5. Videotapes are classified as writings by Evidence Code section 250, and section 1401 of that code makes authentication of a writing necessary before it is used as evidence. “Authentication of a writing means (a) the introduction of evidence sufficient to sustain a finding that it is the writing that the proponent of the evidence claims it is or (b) the establishment of such facts by any other means provided by law.” (Evid.Code § 1400, italics added.) Thus, at petitioner's administrative hearing, testimony was required from someone who had personal knowledge of the matters and circumstances depicted on the videotapes. That would be someone who saw the events depicted and could testify as to the dates and times of the events and the identification of those persons participating in them.
6. We necessarily assume, and petitioner apparently does not dispute, that the person depicted in the videotapes is indeed petitioner.
7. In addition, well-settled principles of legislative construction require us to recognize that a specific provision will generally govern a general provision. (Rose v. State of California (1942) 19 Cal.2d 713, 723-724, 123 P.2d 505; § 1859.)
8. The Fort Mojave court characterizes the limitations of section 1094.5, subdivision (e), as extending to “newly discovered ” evidence. That is not what subdivision (e) says and we would not go so far. We can conceive of circumstances where a party might seek to present evidence at a second administrative hearing that “in the exercise of reasonable diligence could not have been produced” at the initial hearing, but which could not be fairly characterized as newly discovered.

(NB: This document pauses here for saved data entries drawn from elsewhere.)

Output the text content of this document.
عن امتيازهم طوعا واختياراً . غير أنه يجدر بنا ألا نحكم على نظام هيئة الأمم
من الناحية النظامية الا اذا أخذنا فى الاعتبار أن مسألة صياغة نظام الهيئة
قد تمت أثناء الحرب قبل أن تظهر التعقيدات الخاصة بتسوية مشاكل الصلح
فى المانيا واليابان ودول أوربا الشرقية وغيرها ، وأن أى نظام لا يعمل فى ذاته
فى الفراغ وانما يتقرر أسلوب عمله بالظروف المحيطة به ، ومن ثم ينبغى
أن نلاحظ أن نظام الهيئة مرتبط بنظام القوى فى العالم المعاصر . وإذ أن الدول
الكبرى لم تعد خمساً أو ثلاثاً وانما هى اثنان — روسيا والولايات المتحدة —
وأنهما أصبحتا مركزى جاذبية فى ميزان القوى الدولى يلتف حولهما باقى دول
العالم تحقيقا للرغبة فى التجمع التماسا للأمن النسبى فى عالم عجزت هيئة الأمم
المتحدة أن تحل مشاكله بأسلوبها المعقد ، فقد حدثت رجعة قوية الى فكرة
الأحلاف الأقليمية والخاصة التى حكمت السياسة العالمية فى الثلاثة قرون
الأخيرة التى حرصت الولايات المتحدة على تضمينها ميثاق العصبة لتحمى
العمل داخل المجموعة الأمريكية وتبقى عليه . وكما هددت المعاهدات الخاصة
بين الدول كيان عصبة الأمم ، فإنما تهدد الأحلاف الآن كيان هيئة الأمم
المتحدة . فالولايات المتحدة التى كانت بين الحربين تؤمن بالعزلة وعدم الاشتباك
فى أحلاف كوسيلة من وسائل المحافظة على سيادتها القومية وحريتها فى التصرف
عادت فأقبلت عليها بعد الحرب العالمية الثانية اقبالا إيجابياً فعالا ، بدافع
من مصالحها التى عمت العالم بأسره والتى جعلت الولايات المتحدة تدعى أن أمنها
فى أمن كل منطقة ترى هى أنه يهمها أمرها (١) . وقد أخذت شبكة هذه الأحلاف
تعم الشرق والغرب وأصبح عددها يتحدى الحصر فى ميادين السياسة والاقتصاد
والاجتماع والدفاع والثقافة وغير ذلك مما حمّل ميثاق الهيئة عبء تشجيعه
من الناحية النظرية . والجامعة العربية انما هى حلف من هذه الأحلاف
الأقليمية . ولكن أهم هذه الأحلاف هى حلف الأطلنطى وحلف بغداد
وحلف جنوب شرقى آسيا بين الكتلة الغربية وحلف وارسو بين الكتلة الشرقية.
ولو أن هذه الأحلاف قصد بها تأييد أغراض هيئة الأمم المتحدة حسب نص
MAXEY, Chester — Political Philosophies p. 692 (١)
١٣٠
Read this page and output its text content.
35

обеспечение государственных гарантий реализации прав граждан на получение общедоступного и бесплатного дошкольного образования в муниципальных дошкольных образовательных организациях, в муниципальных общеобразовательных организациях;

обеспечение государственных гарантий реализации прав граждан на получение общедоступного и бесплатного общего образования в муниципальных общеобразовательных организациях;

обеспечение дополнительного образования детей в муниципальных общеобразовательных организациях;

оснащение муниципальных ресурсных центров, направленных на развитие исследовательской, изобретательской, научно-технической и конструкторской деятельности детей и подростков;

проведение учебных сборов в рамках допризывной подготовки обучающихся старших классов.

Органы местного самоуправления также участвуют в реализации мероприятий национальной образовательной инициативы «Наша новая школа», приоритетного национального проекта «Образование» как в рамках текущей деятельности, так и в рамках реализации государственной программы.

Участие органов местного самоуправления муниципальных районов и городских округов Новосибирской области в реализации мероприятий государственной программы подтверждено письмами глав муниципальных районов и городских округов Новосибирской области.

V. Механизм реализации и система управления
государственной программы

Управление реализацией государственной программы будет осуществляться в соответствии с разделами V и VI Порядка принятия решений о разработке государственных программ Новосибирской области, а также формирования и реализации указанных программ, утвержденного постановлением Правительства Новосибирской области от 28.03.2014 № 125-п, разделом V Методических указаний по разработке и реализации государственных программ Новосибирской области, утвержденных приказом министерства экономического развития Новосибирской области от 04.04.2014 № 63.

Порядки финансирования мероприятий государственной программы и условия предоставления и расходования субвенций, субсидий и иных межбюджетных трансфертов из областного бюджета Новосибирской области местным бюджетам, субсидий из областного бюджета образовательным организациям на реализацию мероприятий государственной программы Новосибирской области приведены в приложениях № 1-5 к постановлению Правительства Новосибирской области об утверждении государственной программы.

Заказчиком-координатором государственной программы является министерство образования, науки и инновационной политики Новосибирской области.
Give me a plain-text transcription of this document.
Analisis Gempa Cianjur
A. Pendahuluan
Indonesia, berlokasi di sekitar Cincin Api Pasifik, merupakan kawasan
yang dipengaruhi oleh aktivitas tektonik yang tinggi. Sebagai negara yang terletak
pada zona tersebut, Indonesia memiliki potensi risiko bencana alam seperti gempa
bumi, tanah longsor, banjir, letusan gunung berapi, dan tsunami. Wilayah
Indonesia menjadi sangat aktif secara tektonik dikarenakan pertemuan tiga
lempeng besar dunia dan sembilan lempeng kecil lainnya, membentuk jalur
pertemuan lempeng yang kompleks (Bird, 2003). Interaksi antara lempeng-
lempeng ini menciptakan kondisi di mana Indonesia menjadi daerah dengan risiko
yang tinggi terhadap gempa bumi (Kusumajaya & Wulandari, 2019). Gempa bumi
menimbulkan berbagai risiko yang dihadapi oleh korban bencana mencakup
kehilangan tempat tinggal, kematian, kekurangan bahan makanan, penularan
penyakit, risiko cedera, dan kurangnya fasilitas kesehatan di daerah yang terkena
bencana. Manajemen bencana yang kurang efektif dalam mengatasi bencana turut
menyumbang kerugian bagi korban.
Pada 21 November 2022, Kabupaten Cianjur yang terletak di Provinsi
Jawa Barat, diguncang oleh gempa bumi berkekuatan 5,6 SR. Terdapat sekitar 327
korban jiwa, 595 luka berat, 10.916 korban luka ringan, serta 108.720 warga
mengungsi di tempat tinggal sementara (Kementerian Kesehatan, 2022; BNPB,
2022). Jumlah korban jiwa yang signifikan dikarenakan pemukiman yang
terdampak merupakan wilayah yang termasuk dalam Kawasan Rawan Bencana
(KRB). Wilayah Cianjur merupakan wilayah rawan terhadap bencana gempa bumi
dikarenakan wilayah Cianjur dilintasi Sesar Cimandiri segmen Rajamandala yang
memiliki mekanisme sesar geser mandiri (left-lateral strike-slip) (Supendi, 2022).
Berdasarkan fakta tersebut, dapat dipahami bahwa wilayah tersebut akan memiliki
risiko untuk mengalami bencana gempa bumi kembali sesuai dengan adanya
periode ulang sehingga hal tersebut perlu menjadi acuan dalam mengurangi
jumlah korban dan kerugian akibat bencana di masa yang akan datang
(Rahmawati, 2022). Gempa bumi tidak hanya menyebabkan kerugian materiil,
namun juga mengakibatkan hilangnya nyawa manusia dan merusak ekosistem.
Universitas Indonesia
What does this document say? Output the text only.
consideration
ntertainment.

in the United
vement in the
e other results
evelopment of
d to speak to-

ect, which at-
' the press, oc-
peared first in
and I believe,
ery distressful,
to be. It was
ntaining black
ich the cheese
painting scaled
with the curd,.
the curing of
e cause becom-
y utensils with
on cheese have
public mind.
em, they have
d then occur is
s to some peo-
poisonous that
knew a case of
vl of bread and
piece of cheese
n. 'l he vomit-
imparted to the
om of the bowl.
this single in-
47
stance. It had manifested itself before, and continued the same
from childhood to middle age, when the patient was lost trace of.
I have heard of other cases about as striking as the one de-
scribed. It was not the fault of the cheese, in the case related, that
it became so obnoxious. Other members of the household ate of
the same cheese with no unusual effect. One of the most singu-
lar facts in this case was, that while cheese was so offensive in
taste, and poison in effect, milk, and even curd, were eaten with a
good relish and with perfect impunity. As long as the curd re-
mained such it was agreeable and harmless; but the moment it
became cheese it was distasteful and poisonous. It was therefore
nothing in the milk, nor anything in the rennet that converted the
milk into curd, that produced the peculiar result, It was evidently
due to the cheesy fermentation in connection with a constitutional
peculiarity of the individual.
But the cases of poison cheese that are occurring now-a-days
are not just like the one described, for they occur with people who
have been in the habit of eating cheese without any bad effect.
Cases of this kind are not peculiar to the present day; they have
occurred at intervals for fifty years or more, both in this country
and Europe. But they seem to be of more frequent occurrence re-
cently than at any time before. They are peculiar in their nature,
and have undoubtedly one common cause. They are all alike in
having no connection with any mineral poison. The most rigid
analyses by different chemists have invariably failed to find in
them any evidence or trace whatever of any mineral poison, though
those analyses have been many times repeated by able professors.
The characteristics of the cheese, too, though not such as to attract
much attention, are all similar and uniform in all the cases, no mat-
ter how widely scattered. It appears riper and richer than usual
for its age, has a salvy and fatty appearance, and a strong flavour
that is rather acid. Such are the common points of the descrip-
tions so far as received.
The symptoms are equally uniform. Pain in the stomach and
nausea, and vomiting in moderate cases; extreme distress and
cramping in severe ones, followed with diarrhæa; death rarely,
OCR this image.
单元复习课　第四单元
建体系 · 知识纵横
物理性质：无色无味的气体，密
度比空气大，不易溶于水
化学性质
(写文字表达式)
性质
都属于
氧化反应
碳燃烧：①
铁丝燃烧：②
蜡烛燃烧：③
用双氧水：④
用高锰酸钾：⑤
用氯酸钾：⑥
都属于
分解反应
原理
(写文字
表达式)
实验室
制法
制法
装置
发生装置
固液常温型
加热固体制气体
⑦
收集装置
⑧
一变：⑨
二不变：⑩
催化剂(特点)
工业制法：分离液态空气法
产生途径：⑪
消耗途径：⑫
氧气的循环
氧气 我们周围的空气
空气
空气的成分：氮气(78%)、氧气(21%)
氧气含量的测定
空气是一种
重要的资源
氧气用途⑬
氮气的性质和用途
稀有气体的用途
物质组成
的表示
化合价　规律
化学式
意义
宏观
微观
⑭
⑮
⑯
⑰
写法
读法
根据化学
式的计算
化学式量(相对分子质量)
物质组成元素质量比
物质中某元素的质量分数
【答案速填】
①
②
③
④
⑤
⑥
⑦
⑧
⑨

Nonetheless, the Fort Mojave decision, and the cases cited therein, fully support our conclusion that subdivision (e) was intended to be, and is, a “narrow ” exception to the general principle that a final administrative determination must be judged on the evidence presented at the administrative hearing. If it is not sufficient, then the ruling cannot stand. A remand for further hearing in such a circumstance would clearly present unacceptable risks of repeated rounds of litigation and attenuated finality.
9. The District seeks to avoid this conclusion by relying, in part, on the case of Keeler v. Superior Court (1956) 46 Cal.2d 596, 297 P.2d 967, which, it is argued, recognized an inherent power of courts to adopt any suitable mode of proceeding. The Keeler court, in a case not involving a section 1094.5 proceeding, referred to section 187 and noted that a court has such inherent power. (Id. at p. 600, 297 P.2d 967.) Section 187 provides: “When jurisdiction is, by the constitution or this code, or by any other statute, conferred on a court or judicial officer, all the means necessary to carry it into effect are also given; and in the exercise of this jurisdiction, if the course of proceeding be not specifically pointed out by this code or the statute, any suitable process or mode of proceeding may be adopted which may appear most conformable to the spirit of this code.” (Italics added.) Apart from the fact that this section is one describing general powers of a court of law, it has no relevance to this case as the italicized language (quoted above) specifically makes clear. The required “course of proceeding” is set forth in subdivision (e) of section 1094.5.
10. To the extent that either Carlton or Newman could be read to permit remand for a second hearing in defiance of section 1094.5, subdivision (e), we decline to follow them.
CROSKEY, Acting P.J.
We Concur: KITCHING and ALDRICH, JJ.